Anyway, I did want to share a surprising and rather sweet tale that happened the other day, when I popped round to my artist friend David's house to deliver his birthday presents - to wit a bunch of drying bay leaves, five lukewarm falafel balls wrapped in tin foil (not homemade), and two Wedgwood teacups and saucers commemorating technological milestones from the last century. The usual sort of stuff you give a bloke, basically.
As David was making us a cup of tea, I spied a box on his kitchen work surface containing a collection of tiny sea shells, nestling on some kind of foam layer. The box looked instantly familiar...
"Wow", I exclaimed, "I had a box just like that! A perfume blogger in California sent me some samples in it a while back. I distinctly remember the little green cake thing."
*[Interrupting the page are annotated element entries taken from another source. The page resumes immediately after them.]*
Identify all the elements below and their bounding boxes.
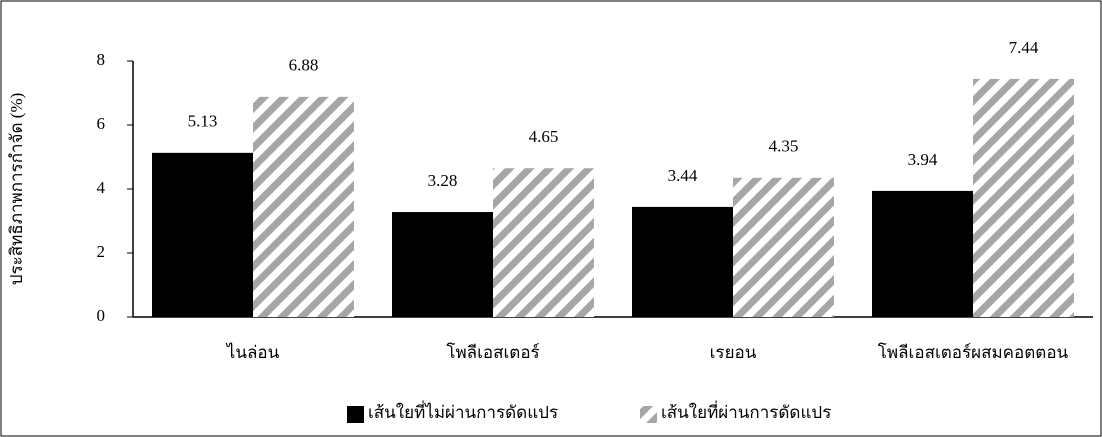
data-label: 7.44 [1009,38,1039,57]
bar [493,168,594,317]
legend-label: เส้นใยที่ผ่านการดัดแปร [661,400,831,422]
data-label: 4.35 [769,137,799,156]
legend-swatch [640,406,657,423]
data-label: 3.44 [668,166,698,185]
y-axis-title: ประสิทธิภาพการกำจัด (%) [7,93,26,286]
x-tick-label: โพลีเอสเตอร์ผสมคอตตอน [878,342,1069,362]
legend-swatch [347,406,364,423]
bar [973,78,1074,317]
bar [392,212,493,317]
data-label: 6.88 [289,56,319,75]
x-tick-label: เรยอน [710,343,757,362]
y-tick-label: 2 [97,242,106,261]
y-tick-label: 4 [97,178,106,197]
y-tick-label: 8 [97,50,106,69]
data-label: 4.65 [529,127,559,146]
x-tick-label: ไนล่อน [225,342,280,362]
data-label: 5.13 [188,112,218,131]
bar [253,96,354,317]
bar [872,190,973,317]
legend-label: เส้นใยที่ไม่ผ่านการดัดแปร [368,400,558,422]
bar [152,152,253,317]
data-label: 3.28 [428,171,458,190]
bar [632,206,733,317]
y-tick-label: 6 [97,114,106,133]
x-tick-label: โพลีเอสเตอร์ [446,342,539,362]
y-tick-label: 0 [97,306,106,325]
bar [733,177,834,317]
data-label: 3.94 [908,150,938,169]
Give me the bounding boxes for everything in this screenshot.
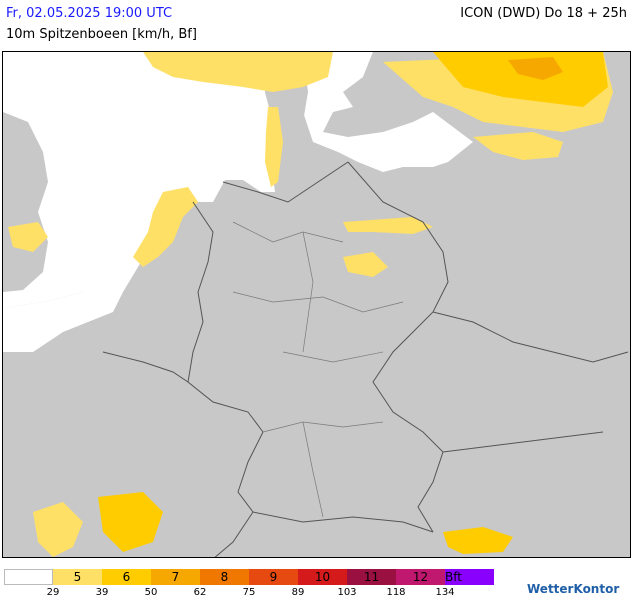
wind-gust-map [2, 51, 631, 558]
gust-zone-central-2 [343, 252, 388, 277]
gust-zone-northeast-core [433, 52, 608, 107]
legend-swatch-2: 6 [102, 569, 151, 585]
gust-zone-netherlands-coast [133, 187, 198, 267]
legend-swatch-3: 7 [151, 569, 200, 585]
legend-ticks: 29 39 50 62 75 89 103 118 134 [4, 587, 504, 599]
gust-zone-jutland-coast [265, 107, 283, 187]
gust-zone-northeast-max [508, 57, 563, 80]
legend-swatch-9: Bft [445, 569, 494, 585]
parameter-title: 10m Spitzenboeen [km/h, Bf] [6, 27, 197, 42]
wetterkontor-logo: WetterKontor [527, 582, 620, 596]
gust-zone-poland-coast [473, 132, 563, 160]
color-legend: 5 6 7 8 9 10 11 12 Bft [4, 569, 494, 585]
gust-zone-southwest-2 [98, 492, 163, 552]
legend-tick: 118 [386, 587, 406, 598]
baltic-sea [303, 52, 473, 172]
legend-tick: 89 [291, 587, 305, 598]
country-borders [102, 161, 629, 557]
legend-tick: 29 [46, 587, 60, 598]
english-channel [3, 292, 123, 352]
legend-swatch-1: 5 [53, 569, 102, 585]
legend-swatch-4: 8 [200, 569, 249, 585]
legend-tick: 134 [435, 587, 455, 598]
legend-tick: 103 [337, 587, 357, 598]
gust-zone-uk [8, 222, 48, 252]
legend-tick: 50 [144, 587, 158, 598]
legend-swatch-0 [4, 569, 53, 585]
legend-tick: 62 [193, 587, 207, 598]
north-sea [3, 52, 275, 308]
gust-zone-north [143, 52, 333, 92]
forecast-valid-time: Fr, 02.05.2025 19:00 UTC [6, 6, 173, 21]
legend-swatch-8: 12 [396, 569, 445, 585]
gust-zone-alps [443, 527, 513, 554]
gust-zone-southwest [33, 502, 83, 557]
legend-swatch-7: 11 [347, 569, 396, 585]
gust-zone-central-1 [343, 217, 433, 234]
legend-tick: 39 [95, 587, 109, 598]
legend-swatch-6: 10 [298, 569, 347, 585]
model-run-label: ICON (DWD) Do 18 + 25h [460, 6, 627, 21]
state-borders [232, 221, 404, 518]
legend-tick: 75 [242, 587, 256, 598]
map-canvas [3, 52, 630, 557]
legend-swatch-5: 9 [249, 569, 298, 585]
David explained that our mutual friend Lizzie - poet, teacher, and owner of these unintentionally perfume bottle-shaped earrings - had given it to him. She wondered if he might fancy doing a picture featuring the shells, though in painting terms it might only have been one step up from writing the Bible on a grain of rice. The mention of Lizzie instantly reminded me of how I had recycled the box sent to me by the perfume blogger in question (who was none other than Undina of Undina's Looking Glass), and used it to transport two vials of Vero Profumo Mito that I had bought for her at Bloom Perfumery in London in July. I popped the box with the samples in through Lizzie's door in August, having finally established that she was away for much of the summer - it had previously spent a number of weeks sitting in a dish on my hall table.
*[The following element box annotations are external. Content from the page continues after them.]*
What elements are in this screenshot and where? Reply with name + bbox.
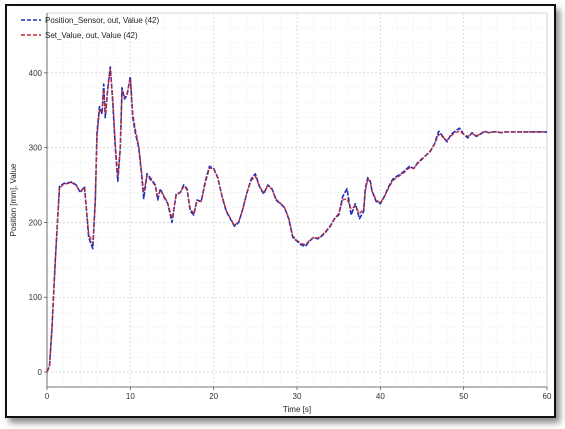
legend-label-position-sensor: Position_Sensor, out, Value (42): [45, 16, 159, 25]
y-axis: 0 100 200 300 400: [29, 13, 48, 387]
y-tick-label: 0: [38, 368, 43, 377]
y-axis-label: Position [mm], Value: [9, 163, 18, 236]
y-tick-label: 400: [29, 69, 43, 78]
x-axis-label: Time [s]: [283, 405, 311, 414]
x-tick-label: 40: [376, 392, 385, 401]
legend: Position_Sensor, out, Value (42) Set_Val…: [21, 16, 159, 40]
series-lines: [46, 66, 547, 373]
legend-label-set-value: Set_Value, out, Value (42): [45, 31, 138, 40]
line-chart: 0 10 20 30 40 50 60 0 100 200 300 400 Time [s] Pos…: [9, 12, 552, 414]
y-tick-label: 200: [29, 218, 43, 227]
x-tick-label: 50: [459, 392, 468, 401]
x-tick-label: 10: [126, 392, 135, 401]
x-axis: 0 10 20 30 40 50 60: [45, 386, 552, 401]
chart-frame: 0 10 20 30 40 50 60 0 100 200 300 400 Time [s] Pos…: [5, 4, 556, 418]
x-tick-label: 60: [543, 392, 552, 401]
y-tick-label: 300: [29, 144, 43, 153]
y-tick-label: 100: [29, 293, 43, 302]
x-tick-label: 30: [293, 392, 302, 401]
x-tick-label: 0: [45, 392, 50, 401]
series-line-position-sensor: [46, 66, 547, 373]
plot-area: [46, 12, 548, 388]
x-tick-label: 20: [209, 392, 218, 401]
series-line-set-value: [46, 68, 547, 373]
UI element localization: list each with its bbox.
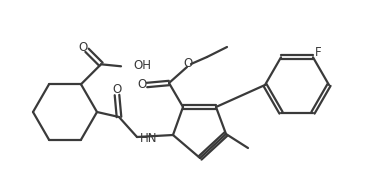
Text: O: O (78, 41, 88, 54)
Text: O: O (137, 78, 147, 90)
Text: OH: OH (133, 59, 151, 72)
Text: O: O (184, 56, 193, 70)
Text: F: F (314, 46, 321, 59)
Text: O: O (113, 83, 122, 95)
Text: HN: HN (140, 132, 157, 145)
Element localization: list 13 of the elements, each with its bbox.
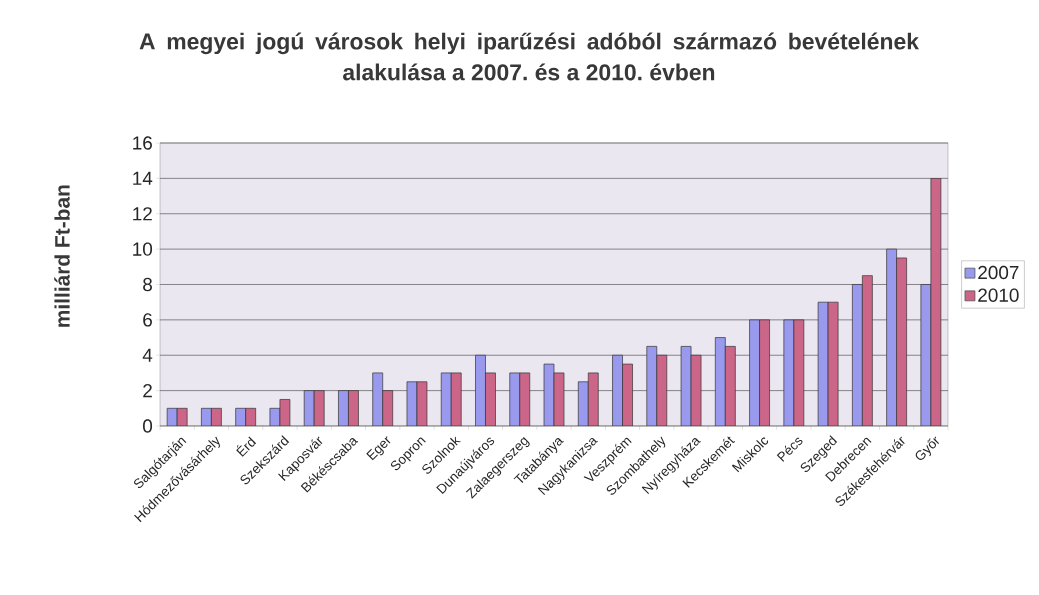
y-tick-label: 6 [143,313,152,327]
chart-title: A megyei jogú városok helyi iparűzési adóból származó bevételének alakulása a 2007. és a 2010. évben [139,32,919,81]
legend-label: 2010 [978,288,1019,302]
y-tick-label: 0 [143,419,153,433]
y-tick-label: 16 [133,136,152,150]
y-axis-title: milliárd Ft-ban [54,185,70,327]
y-tick-label: 12 [133,207,152,221]
y-tick-label: 14 [133,171,153,185]
y-tick-label: 8 [143,277,152,292]
legend-label: 2007 [978,265,1019,280]
y-tick-label: 2 [143,384,152,398]
y-tick-label: 4 [142,348,153,362]
y-tick-label: 10 [133,242,153,256]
Home of Undina's box - mid-July to late August |
So there you have it - in four degrees of separation (Undina - me - Lizzie - David) Undina's box turns up unexpectedly in a friend's kitchen, forging a touching and piquant link between the perfume scene and my regular pals in Stafford.
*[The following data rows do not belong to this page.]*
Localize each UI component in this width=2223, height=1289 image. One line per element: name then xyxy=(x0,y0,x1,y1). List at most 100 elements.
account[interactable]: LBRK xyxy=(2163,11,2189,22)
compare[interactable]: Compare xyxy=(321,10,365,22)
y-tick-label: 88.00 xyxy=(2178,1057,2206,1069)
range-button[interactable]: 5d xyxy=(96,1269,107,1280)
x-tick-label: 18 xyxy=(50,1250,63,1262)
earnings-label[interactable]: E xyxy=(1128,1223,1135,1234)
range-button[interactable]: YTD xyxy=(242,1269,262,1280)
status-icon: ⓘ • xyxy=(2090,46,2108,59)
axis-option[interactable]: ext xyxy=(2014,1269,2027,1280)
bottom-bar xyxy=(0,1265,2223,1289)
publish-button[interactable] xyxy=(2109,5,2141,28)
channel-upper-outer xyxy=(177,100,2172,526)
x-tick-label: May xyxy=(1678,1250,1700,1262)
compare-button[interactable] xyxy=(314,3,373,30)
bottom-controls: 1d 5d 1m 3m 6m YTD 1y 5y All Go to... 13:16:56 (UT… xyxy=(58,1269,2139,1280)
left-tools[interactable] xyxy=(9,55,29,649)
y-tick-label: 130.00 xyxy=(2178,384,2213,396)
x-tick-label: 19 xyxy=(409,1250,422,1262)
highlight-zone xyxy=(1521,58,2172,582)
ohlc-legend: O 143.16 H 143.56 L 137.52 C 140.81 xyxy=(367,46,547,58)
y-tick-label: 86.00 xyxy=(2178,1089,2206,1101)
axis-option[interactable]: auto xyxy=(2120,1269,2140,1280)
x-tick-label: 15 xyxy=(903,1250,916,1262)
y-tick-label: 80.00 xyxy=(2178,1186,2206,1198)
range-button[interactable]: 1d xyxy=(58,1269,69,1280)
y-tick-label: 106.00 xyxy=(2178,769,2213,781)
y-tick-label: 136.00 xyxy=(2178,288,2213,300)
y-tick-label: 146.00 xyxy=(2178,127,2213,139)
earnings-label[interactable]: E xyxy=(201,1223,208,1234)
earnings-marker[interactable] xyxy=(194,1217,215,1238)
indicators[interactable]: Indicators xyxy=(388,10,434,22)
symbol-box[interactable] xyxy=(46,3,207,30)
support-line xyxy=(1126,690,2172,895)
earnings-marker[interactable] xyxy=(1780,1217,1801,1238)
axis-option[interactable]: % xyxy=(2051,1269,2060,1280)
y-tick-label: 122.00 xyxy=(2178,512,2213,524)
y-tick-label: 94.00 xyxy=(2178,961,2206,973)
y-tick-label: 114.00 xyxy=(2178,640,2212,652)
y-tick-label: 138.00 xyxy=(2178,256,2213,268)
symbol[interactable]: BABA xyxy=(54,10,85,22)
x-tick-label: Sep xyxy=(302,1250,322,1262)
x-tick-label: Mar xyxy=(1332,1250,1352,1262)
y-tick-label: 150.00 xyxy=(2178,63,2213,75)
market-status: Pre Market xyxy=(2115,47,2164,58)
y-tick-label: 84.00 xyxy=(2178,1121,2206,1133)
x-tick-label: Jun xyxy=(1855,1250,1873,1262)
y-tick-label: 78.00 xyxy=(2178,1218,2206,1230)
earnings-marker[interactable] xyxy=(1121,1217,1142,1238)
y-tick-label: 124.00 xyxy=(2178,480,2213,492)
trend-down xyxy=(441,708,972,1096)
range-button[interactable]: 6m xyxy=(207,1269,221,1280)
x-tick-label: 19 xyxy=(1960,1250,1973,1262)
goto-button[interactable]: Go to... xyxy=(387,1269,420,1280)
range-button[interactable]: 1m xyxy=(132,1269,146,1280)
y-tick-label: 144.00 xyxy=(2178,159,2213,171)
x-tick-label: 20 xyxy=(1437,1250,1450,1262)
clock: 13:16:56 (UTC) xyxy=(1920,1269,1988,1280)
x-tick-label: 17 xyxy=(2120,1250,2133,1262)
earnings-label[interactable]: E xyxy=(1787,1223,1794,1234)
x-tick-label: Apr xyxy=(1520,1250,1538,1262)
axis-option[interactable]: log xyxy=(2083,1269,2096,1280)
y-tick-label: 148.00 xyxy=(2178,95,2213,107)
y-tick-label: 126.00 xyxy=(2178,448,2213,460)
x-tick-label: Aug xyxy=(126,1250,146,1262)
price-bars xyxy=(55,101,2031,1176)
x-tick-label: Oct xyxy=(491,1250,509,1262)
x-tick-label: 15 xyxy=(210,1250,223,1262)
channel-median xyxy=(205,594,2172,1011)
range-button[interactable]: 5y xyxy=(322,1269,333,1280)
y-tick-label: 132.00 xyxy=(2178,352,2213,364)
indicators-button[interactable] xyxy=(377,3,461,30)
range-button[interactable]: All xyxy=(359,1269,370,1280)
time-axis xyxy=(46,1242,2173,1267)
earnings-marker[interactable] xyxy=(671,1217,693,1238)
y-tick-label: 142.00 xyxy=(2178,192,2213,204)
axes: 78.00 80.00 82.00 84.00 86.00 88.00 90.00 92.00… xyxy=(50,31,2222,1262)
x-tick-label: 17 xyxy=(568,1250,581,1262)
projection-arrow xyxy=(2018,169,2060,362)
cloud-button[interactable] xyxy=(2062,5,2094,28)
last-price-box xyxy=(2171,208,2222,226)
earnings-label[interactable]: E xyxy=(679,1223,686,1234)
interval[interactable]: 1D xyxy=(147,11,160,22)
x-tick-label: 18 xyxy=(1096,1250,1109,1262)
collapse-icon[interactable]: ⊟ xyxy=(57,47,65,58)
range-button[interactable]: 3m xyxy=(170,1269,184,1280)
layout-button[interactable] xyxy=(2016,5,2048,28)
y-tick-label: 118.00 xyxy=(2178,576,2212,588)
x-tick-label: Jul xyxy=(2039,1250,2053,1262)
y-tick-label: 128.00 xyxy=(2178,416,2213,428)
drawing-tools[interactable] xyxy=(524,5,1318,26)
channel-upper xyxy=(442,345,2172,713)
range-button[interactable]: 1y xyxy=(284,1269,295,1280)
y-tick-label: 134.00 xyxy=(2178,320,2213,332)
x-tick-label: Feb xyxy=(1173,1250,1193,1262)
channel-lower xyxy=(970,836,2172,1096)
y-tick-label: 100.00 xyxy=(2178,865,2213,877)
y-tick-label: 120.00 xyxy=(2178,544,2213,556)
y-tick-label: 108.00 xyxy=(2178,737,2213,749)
And David is very eco-minded, so I have no doubt that it still has a few more miles left to travel...
On a related theme, this post from the early days of Bonkers explores the notion of well travelled sweets in perfume swap parcels, not to mention the unwanted extras that circle the globe looking for an appreciative home.
And before I left, David sportingly allowed me to recycle something else, namely a painting of a statue's feet in a cemetery in Barcelona. I have owned that picture for nigh on 20 years - and it features in a review I wrote about Carner Barcelona D600 - but I fancied a change, and have swapped it for this one of a Persian rug and a tulip.